それはいい傾向だと執務の息抜きも兼ね、離れにある妻の室まで様子を見に行った。
また開け放して昼寝でもしているのではと多少の不安を感じていた景吾であったが、
訪れた部屋には珍しくも針仕事をしている妻の姿があった。
「何を始めたんだ?」
「まぁ、殿。今日は何から逃げてまいられたのですか?」
「人聞きの悪いこと言うなよ」
この頃の景吾は会いたくない客や煩い年寄り連中、または山のような執務から逃避して妻のもとへ来ることが多い。

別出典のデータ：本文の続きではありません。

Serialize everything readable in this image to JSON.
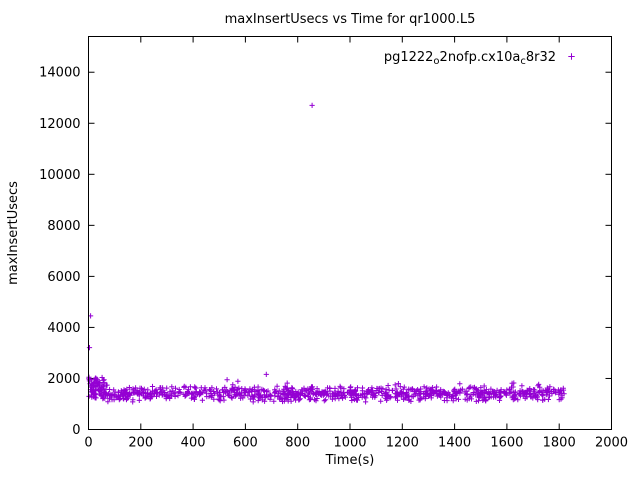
{
  "title": "maxInsertUsecs vs Time for qr1000.L5",
  "axes": {
    "xlabel": "Time(s)",
    "ylabel": "maxInsertUsecs",
    "xlim": [
      0,
      2000
    ],
    "ylim": [
      0,
      15400
    ],
    "xticks": [
      0,
      200,
      400,
      600,
      800,
      1000,
      1200,
      1400,
      1600,
      1800,
      2000
    ],
    "yticks": [
      0,
      2000,
      4000,
      6000,
      8000,
      10000,
      12000,
      14000
    ]
  },
  "legend": {
    "label_plain": "pg1222_o2nofp.cx10a_c8r32",
    "segments": [
      {
        "text": "pg1222",
        "sub": false
      },
      {
        "text": "o",
        "sub": true
      },
      {
        "text": "2nofp.cx10a",
        "sub": false
      },
      {
        "text": "c",
        "sub": true
      },
      {
        "text": "8r32",
        "sub": false
      }
    ],
    "marker": "plus",
    "position": "top-right"
  },
  "style": {
    "point_color": "#9400d3",
    "axis_color": "#000000",
    "background": "#ffffff"
  },
  "chart_data": {
    "type": "scatter",
    "title": "maxInsertUsecs vs Time for qr1000.L5",
    "xlabel": "Time(s)",
    "ylabel": "maxInsertUsecs",
    "xlim": [
      0,
      2000
    ],
    "ylim": [
      0,
      15400
    ],
    "grid": false,
    "legend_position": "top-right-inside",
    "series": [
      {
        "name": "pg1222_o2nofp.cx10a_c8r32",
        "color": "#9400d3",
        "marker": "plus",
        "outliers": [
          [
            855,
            12700
          ],
          [
            8,
            4450
          ],
          [
            4,
            3210
          ],
          [
            680,
            2160
          ],
          [
            530,
            1950
          ],
          [
            2,
            2050
          ],
          [
            6,
            1960
          ],
          [
            12,
            1900
          ],
          [
            760,
            1820
          ],
          [
            1185,
            1800
          ],
          [
            1420,
            1790
          ],
          [
            1620,
            1810
          ]
        ],
        "early_cluster": {
          "x_range": [
            0,
            70
          ],
          "y_range": [
            1500,
            2050
          ],
          "count": 45,
          "seed": 11
        },
        "band": {
          "x_range": [
            0,
            1822
          ],
          "y_center": 1400,
          "y_half_spread": 330,
          "y_min": 1080,
          "top_fuzz_prob": 0.08,
          "top_fuzz_max": 260,
          "count": 950,
          "seed": 7,
          "note": "dense noisy horizontal band, typical y 1150-1800 usec across whole run"
        }
      }
    ]
  }
}
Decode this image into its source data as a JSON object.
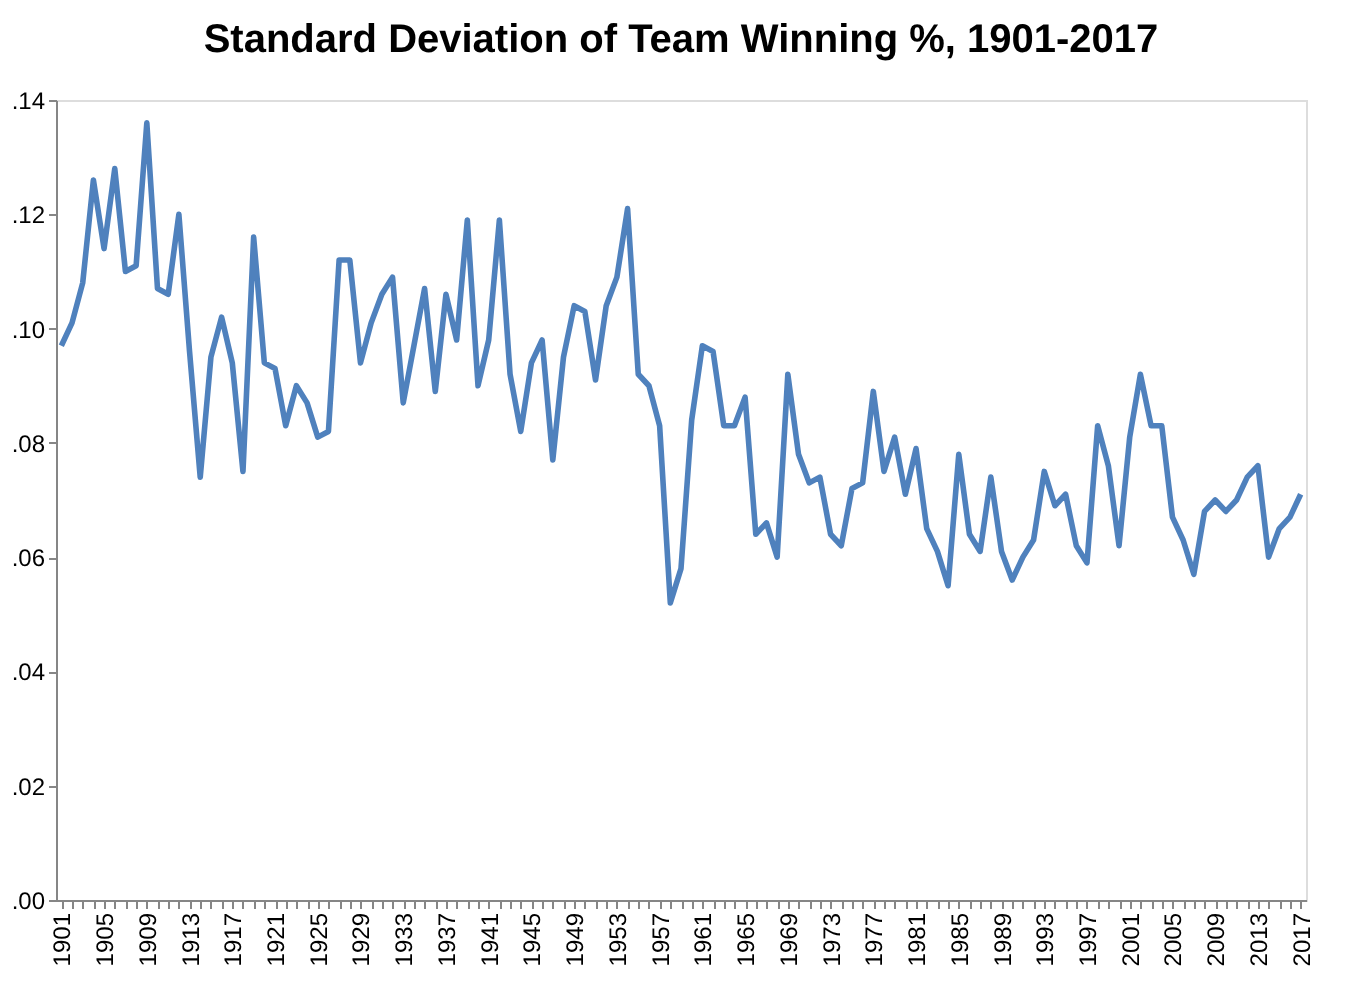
{
  "chart_data": {
    "type": "line",
    "title": "Standard Deviation of Team Winning %, 1901-2017",
    "categories": [
      "1901",
      null,
      null,
      null,
      "1905",
      null,
      null,
      null,
      "1909",
      null,
      null,
      null,
      "1913",
      null,
      null,
      null,
      "1917",
      null,
      null,
      null,
      "1921",
      null,
      null,
      null,
      "1925",
      null,
      null,
      null,
      "1929",
      null,
      null,
      null,
      "1933",
      null,
      null,
      null,
      "1937",
      null,
      null,
      null,
      "1941",
      null,
      null,
      null,
      "1945",
      null,
      null,
      null,
      "1949",
      null,
      null,
      null,
      "1953",
      null,
      null,
      null,
      "1957",
      null,
      null,
      null,
      "1961",
      null,
      null,
      null,
      "1965",
      null,
      null,
      null,
      "1969",
      null,
      null,
      null,
      "1973",
      null,
      null,
      null,
      "1977",
      null,
      null,
      null,
      "1981",
      null,
      null,
      null,
      "1985",
      null,
      null,
      null,
      "1989",
      null,
      null,
      null,
      "1993",
      null,
      null,
      null,
      "1997",
      null,
      null,
      null,
      "2001",
      null,
      null,
      null,
      "2005",
      null,
      null,
      null,
      "2009",
      null,
      null,
      null,
      "2013",
      null,
      null,
      null,
      "2017"
    ],
    "series": [
      {
        "color": "#4f81bd",
        "values": [
          0.097,
          0.101,
          0.108,
          0.126,
          0.114,
          0.128,
          0.11,
          0.111,
          0.136,
          0.107,
          0.106,
          0.12,
          0.096,
          0.074,
          0.095,
          0.102,
          0.094,
          0.075,
          0.116,
          0.094,
          0.093,
          0.083,
          0.09,
          0.087,
          0.081,
          0.082,
          0.112,
          0.112,
          0.094,
          0.101,
          0.106,
          0.109,
          0.087,
          0.097,
          0.107,
          0.089,
          0.106,
          0.098,
          0.119,
          0.09,
          0.098,
          0.119,
          0.092,
          0.082,
          0.094,
          0.098,
          0.077,
          0.095,
          0.104,
          0.103,
          0.091,
          0.104,
          0.109,
          0.121,
          0.092,
          0.09,
          0.083,
          0.052,
          0.058,
          0.084,
          0.097,
          0.096,
          0.083,
          0.083,
          0.088,
          0.064,
          0.066,
          0.06,
          0.092,
          0.078,
          0.073,
          0.074,
          0.064,
          0.062,
          0.072,
          0.073,
          0.089,
          0.075,
          0.081,
          0.071,
          0.079,
          0.065,
          0.061,
          0.055,
          0.078,
          0.064,
          0.061,
          0.074,
          0.061,
          0.056,
          0.06,
          0.063,
          0.075,
          0.069,
          0.071,
          0.062,
          0.059,
          0.083,
          0.076,
          0.062,
          0.081,
          0.092,
          0.083,
          0.083,
          0.067,
          0.063,
          0.057,
          0.068,
          0.07,
          0.068,
          0.07,
          0.074,
          0.076,
          0.06,
          0.065,
          0.067,
          0.071
        ]
      }
    ],
    "ylim": [
      0,
      0.14
    ],
    "yticks": [
      {
        "value": 0,
        "label": ".00"
      },
      {
        "value": 0.02,
        "label": ".02"
      },
      {
        "value": 0.04,
        "label": ".04"
      },
      {
        "value": 0.06,
        "label": ".06"
      },
      {
        "value": 0.08,
        "label": ".08"
      },
      {
        "value": 0.1,
        "label": ".10"
      },
      {
        "value": 0.12,
        "label": ".12"
      },
      {
        "value": 0.14,
        "label": ".14"
      }
    ],
    "grid": false,
    "legend": false,
    "marker": "none",
    "line_style": "solid"
  }
}
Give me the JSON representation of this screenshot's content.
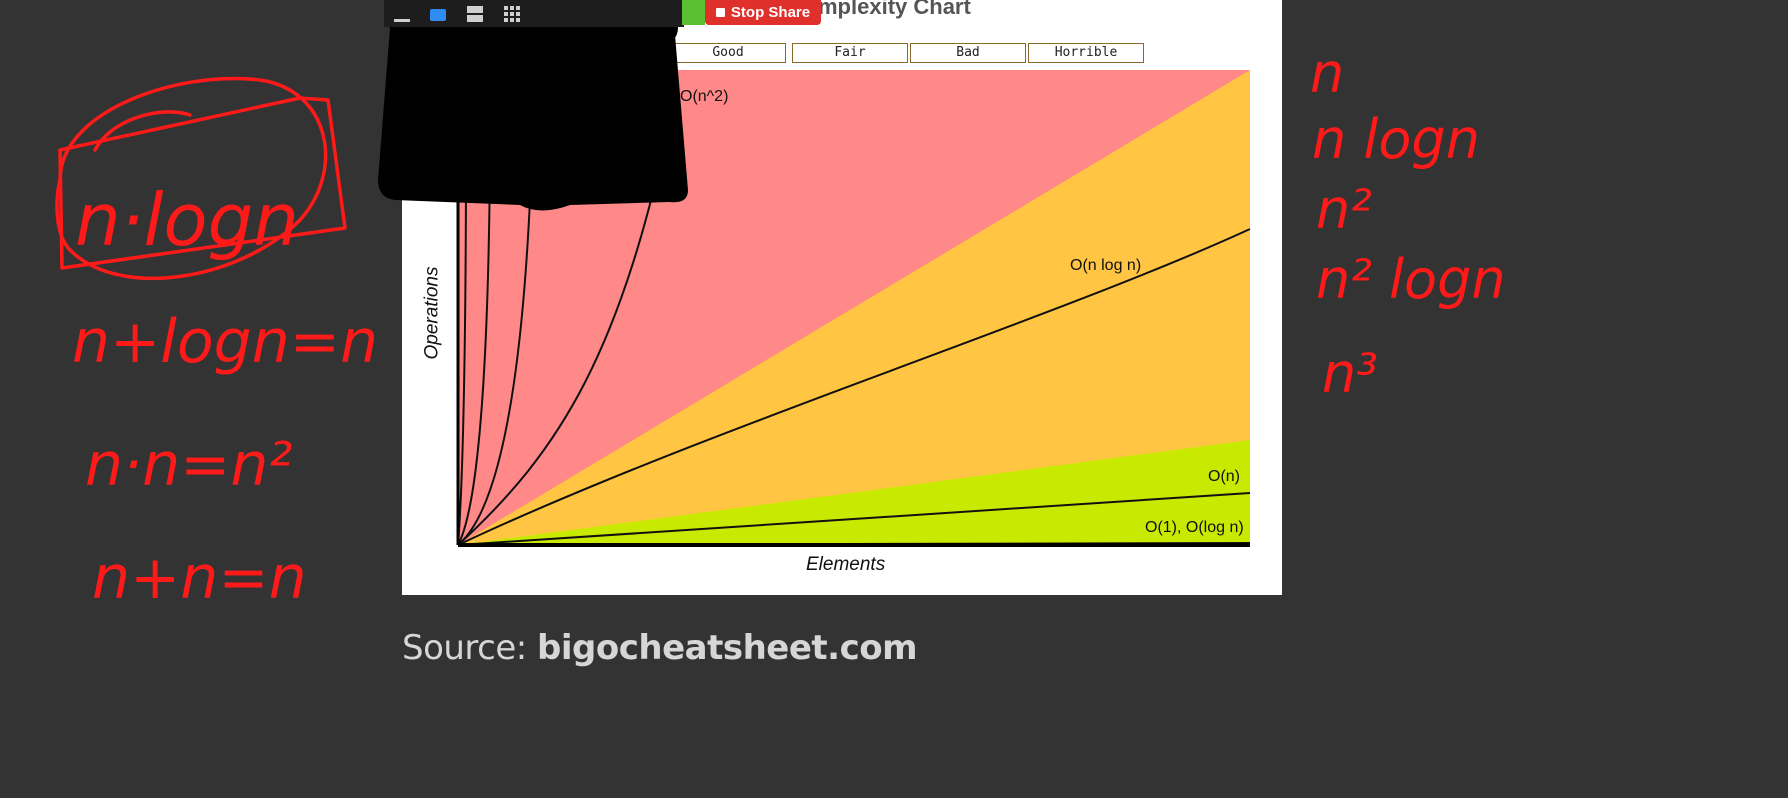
{
  "chart_title_fragment": "mplexity Chart",
  "legend": [
    {
      "label": "Good",
      "color": "#c8ea00"
    },
    {
      "label": "Fair",
      "color": "#ffff00"
    },
    {
      "label": "Bad",
      "color": "#ffc543"
    },
    {
      "label": "Horrible",
      "color": "#ff8989"
    }
  ],
  "chart_data": {
    "type": "line",
    "xlabel": "Elements",
    "ylabel": "Operations",
    "grid": false,
    "regions": [
      {
        "label": "Horrible",
        "color": "#ff8989"
      },
      {
        "label": "Bad",
        "color": "#ffc543"
      },
      {
        "label": "Good",
        "color": "#c8ea00"
      }
    ],
    "series": [
      {
        "name": "O(1), O(log n)"
      },
      {
        "name": "O(n)"
      },
      {
        "name": "O(n log n)"
      },
      {
        "name": "O(n^2)"
      },
      {
        "name": ""
      },
      {
        "name": ""
      },
      {
        "name": ""
      }
    ]
  },
  "meeting_controls": {
    "stop_share_label": "Stop Share",
    "icons": [
      "minimize-icon",
      "window-icon",
      "layout-icon",
      "grid-icon"
    ]
  },
  "handwriting": {
    "left": [
      "n·logn",
      "n+logn=n",
      "n·n=n²",
      "n+n=n"
    ],
    "right": [
      "n",
      "n logn",
      "n²",
      "n² logn",
      "n³"
    ],
    "color": "#ff1a1a"
  },
  "source": {
    "prefix": "Source: ",
    "site": "bigocheatsheet.com"
  }
}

正室のもとへ行かれたのを邪魔はできないという、皆の心理を巧みに利用しているのだ。
遠慮もなく室に上がりこんで腰を下ろす景吾に侍女は心得て下がっていく。
二人きりになったとて、甘い雰囲気が漂うまでにはかなりの労力を要するのだが
とりあえず景吾は畳の上に広がる地味めの布を手に取り、妻の手元を覗きこんだ。
「えらく地味だな。お前が選んだのか?」
「はい。ですが、髪紐ですから」
「髪紐?」
いつか聞いたような言葉に嫌な予感がした。
「念のために聞くが、まさか」
問いかけたところへタイミングよく忍足がやってきた。
「やはり・・ここでしたか。ご歓談中に失礼いたします。殿を引き取りに参りました」
「どうぞ、どうぞ」
「ちょっと、待て。俺は茶の一杯も飲ませて貰ってないぞ。それにその紐は」
「殿はお茶をご所望だったのですか?それならそうと仰って下されば用意いたしましたのに」
相変わらず噛み合わない会話の中、忍足の呑気な声が割って入る。
「もうすぐ出来上がりですか?俺のために選んでもろうて嬉しいなぁ」
「やっぱりか!!てめぇ、俺様に喧嘩売ってんのかっ」
思わず立ち上がる景吾に、笑みを崩さない忍足。
妻は剣呑な雰囲気の景吾を見上げ、暫し考えるとポンと手をうった。
「まぁ。殿も欲しかったのですか?なら・・余った布でお作りいたしましょうか?」
怒りのあまり震える景吾を前に「わたくし何か悪いことを申しました?」と妻は首をかしげ、
忍足は笑顔のままで素早く後ろに下がった。
「もう我慢ならねぇ!今日という今日は、みっちりと言い聞かせてやる!!」
景吾の怒声は澄んだ春の空に高く高く吸い込まれていった。